CHERS AMIS LECTEURS DE JSF EN QUÊTE ACTIVE D’UN DÉBAT DE HAUT VOL. Éteignez votre télévision, fermez votre livre, bloquez à partir d’aujourd’hui un quart d’heure de votre emploi du temps de chaque jour, pour lire ce dialogue d’il y a 40 ans – une controverse « fraternelle » sur des sujets essentiels – entre Alain de Benoist et Gustave Thibon, tel que vous n’en avez pas lu depuis des lustres. Une cure d’altitude mentale. Passionnés d’Histoire, de philosophie, de politique, d’histoire des idées ou d’histoire littéraire, de réflexion libre et gratuite, étudiants en l’une ou l’autre de ces matières, ne manquez pas cette lecture !

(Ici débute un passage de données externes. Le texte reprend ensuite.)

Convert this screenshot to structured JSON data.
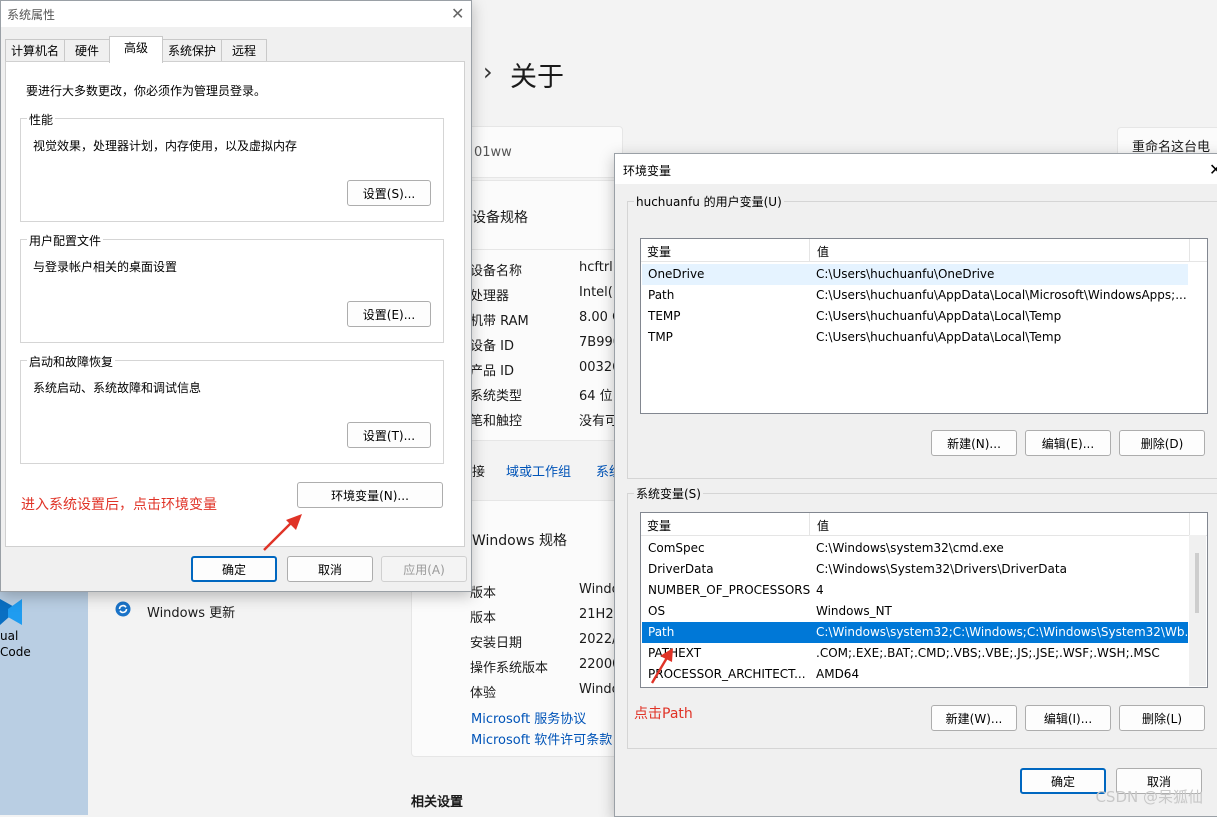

Ce débat s’est tenu à Marseille le 15 avril 1982 à l’initiative de l’Union Royaliste Provençale. Le sujet tient à l’opposition entre la culture traditionnelle française et européenne imprégnée de christianisme que défend Thibon et la vision dite néo-païenne d’Alain de Benoist.
Cette publication sous forme d’une série s’étalera sur quelques semaines. Il en existe un enregistrement vidéo largement diffusé sur divers sites. Avec ses presque 40 ans, cette vidéo est toutefois de piètre qualité. Nous ne faisons qu’en publier le texte retranscrit au mieux mais sans-doute encore améliorable. Durée de la série : autour de 3 semaines. Réalisation : Rémi Hugues – Gérard Pol.
Alain de Benoist — Gustave Thibon
Voir aussi notre introduction : Un débat d’autrefois, passionnant aujourd’hui : Alain de Benoist – Gustave Thibon. Publication à venir sur Je Suis Français sous forme de série …
Controverse sur le Beau, le Vrai et le Bon : Christianisme versus paganisme.
Alain de Benoist : Choisir pour le plus beau … Ça, c’est une expression qui me plaît beaucoup, bien-sûr. Je me souviens d’un passage de Maurras où Maurras dit qu’il s’est rallié au catholicisme non pas en raison de sa bonté mais en raison de sa beauté.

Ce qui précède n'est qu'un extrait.